Datos de la Administración de Información Energética de Estados Unidos muestran que al 11 de mayo de 2026 el precio promedio nacional de la gasolina regular se ubicó en 4.63 dólares por galón frente a los 3.07 dólares registrados antes del conflicto, lo que representa un incremento aproximado de 1.56 dólares por galón.
El repunte ocurre en medio de las tensiones geopolíticas relacionadas con el bloqueo del estrecho de Ormuz, corredor marítimo estratégico por donde normalmente circula cerca del 20% del suministro global de petróleo y una parte importante del comercio energético internacional.
La interrupción parcial del flujo petrolero ha generado uno de los mayores aumentos recientes en los precios del crudo, comparables con los registrados durante la crisis energética derivada de la guerra en Ucrania durante 2022.
La consultora GasBuddy reportó que California encabeza actualmente la lista de estados con los precios más elevados de gasolina, alcanzando 6.10 dólares por galón, seguida de Washington con 5.72 dólares y Hawái con 5.60 dólares.
En contraste, Oklahoma registra uno de los precios más bajos con 3.93 dólares por galón, mientras que Misisipí y Arkansas mantienen niveles de 3.96 y 3.97 dólares, respectivamente.
Patrick De Haan, jefe de análisis petrolero de GasBuddy, explicó que los mercados energéticos continúan reaccionando a la incertidumbre sobre la duración y alcance del conflicto en Medio Oriente, lo que mantiene elevada la volatilidad en los precios internacionales del petróleo.
Especialistas consideran que, si las tensiones persisten, el costo de combustibles podría seguir aumentando, afectando transporte, logística, cadenas de suministro y actividad económica tanto en Estados Unidos como en otros mercados dependientes del petróleo.
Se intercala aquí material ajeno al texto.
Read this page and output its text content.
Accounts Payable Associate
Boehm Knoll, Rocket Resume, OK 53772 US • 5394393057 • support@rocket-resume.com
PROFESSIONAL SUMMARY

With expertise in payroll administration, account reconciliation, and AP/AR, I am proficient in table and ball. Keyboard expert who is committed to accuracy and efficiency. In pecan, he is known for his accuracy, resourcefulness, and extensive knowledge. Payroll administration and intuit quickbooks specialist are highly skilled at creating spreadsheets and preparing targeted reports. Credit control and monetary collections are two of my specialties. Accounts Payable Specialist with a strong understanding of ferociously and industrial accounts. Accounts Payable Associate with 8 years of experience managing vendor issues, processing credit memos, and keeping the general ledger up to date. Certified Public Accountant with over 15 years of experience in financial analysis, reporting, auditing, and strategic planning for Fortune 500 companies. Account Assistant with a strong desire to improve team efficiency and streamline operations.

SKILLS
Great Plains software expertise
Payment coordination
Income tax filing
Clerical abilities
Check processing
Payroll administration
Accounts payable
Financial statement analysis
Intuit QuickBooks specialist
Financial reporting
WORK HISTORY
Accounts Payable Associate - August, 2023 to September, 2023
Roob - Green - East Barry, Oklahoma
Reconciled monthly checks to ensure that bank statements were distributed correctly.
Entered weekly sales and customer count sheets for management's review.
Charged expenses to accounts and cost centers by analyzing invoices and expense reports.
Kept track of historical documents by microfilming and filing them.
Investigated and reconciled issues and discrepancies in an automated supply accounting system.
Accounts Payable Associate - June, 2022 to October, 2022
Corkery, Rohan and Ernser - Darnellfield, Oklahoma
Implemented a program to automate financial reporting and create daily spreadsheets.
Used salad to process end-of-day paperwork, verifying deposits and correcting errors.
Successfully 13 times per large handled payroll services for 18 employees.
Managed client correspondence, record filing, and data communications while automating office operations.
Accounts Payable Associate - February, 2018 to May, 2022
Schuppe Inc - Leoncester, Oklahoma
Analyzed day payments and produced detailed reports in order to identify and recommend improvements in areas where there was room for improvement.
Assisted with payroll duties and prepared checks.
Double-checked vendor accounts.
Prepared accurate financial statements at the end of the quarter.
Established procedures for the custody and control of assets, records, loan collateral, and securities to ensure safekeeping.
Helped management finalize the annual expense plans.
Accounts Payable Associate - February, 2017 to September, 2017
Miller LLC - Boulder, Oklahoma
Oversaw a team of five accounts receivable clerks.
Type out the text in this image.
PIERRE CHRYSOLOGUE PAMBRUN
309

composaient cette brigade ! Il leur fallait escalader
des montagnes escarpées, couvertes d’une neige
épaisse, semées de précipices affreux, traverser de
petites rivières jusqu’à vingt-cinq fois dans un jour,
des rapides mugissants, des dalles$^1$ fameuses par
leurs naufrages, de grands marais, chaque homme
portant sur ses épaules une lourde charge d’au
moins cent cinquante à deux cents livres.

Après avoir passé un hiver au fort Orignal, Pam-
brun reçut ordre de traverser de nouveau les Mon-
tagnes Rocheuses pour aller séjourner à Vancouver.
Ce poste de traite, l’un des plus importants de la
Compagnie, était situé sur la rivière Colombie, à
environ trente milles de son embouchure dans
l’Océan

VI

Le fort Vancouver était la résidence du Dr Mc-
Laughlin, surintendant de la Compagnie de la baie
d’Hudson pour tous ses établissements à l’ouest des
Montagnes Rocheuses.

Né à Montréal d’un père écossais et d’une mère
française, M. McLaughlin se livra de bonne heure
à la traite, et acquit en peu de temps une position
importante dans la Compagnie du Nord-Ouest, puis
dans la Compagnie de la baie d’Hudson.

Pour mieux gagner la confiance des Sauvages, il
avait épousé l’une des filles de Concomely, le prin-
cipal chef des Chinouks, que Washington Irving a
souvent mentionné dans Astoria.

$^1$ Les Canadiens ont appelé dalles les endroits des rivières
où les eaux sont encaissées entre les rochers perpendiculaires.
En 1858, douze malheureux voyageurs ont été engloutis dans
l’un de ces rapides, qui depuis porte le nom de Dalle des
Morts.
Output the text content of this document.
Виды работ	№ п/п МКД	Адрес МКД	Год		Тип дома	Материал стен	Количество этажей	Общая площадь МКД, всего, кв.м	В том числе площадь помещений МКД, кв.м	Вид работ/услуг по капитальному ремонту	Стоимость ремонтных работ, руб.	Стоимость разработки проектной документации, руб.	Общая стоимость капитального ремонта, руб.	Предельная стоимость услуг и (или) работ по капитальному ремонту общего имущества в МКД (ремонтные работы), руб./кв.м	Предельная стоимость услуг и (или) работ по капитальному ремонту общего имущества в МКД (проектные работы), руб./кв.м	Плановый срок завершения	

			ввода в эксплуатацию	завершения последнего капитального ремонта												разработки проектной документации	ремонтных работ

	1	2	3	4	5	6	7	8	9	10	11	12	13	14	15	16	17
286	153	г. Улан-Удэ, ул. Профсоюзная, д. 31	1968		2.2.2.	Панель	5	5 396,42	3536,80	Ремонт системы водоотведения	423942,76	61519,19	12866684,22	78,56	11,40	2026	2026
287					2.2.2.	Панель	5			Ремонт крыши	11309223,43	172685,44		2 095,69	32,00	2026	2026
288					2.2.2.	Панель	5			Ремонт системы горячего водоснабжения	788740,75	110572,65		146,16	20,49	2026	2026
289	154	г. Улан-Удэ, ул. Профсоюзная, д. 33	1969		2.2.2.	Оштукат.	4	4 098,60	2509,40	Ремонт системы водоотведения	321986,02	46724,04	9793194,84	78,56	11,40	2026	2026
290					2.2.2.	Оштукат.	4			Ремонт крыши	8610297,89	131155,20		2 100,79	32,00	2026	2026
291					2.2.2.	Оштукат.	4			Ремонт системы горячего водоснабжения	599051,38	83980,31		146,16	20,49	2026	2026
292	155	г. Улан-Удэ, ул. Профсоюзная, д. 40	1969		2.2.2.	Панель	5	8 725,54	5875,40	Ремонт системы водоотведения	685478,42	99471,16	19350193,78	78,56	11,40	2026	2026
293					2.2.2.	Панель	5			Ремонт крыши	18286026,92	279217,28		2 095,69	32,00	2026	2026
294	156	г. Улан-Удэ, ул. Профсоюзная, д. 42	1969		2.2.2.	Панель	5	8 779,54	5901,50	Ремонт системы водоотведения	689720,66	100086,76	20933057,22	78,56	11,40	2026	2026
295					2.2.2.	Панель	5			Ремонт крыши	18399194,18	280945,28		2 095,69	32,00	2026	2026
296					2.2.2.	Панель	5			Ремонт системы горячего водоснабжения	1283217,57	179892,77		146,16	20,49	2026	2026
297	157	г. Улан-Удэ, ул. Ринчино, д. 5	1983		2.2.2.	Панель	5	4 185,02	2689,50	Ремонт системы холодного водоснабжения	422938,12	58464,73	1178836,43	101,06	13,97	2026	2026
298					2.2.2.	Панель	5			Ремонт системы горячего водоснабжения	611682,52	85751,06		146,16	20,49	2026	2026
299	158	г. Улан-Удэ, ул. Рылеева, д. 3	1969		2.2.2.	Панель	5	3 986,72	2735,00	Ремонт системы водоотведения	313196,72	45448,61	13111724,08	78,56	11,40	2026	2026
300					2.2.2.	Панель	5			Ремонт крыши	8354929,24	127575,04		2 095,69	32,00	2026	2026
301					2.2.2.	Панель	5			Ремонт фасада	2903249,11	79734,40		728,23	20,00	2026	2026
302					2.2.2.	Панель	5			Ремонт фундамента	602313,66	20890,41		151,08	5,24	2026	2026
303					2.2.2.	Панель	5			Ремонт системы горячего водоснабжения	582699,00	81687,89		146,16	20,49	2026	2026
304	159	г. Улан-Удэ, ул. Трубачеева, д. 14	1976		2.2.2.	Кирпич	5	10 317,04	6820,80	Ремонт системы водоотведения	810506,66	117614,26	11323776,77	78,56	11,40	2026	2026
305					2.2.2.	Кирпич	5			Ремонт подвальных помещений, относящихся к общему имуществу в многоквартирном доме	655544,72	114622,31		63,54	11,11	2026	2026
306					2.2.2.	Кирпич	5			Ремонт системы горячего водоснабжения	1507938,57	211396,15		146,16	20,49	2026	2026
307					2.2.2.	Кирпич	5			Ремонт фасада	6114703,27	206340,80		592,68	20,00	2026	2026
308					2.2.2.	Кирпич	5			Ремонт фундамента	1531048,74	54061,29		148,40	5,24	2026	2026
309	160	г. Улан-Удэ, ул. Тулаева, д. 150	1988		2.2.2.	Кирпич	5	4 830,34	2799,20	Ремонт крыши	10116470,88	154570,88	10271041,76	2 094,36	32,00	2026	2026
El incremento de los combustibles también ha comenzado a reflejarse en indicadores macroeconómicos, ya que la inflación estadounidense registró en abril su nivel más alto en tres años, impulsada principalmente por energía, transporte y costos relacionados con combustibles.
Analistas energéticos advierten que cualquier interrupción prolongada en el Estrecho de Ormuz podría seguir presionando los precios internacionales del petróleo debido a la relevancia estratégica de la región para el suministro energético mundial.
El escenario mantiene en alerta a mercados financieros, compañías petroleras, refinadoras, transportistas y consumidores ante la posibilidad de nuevos ajustes en precios de gasolina, diésel y derivados energéticos durante las próximas semanas.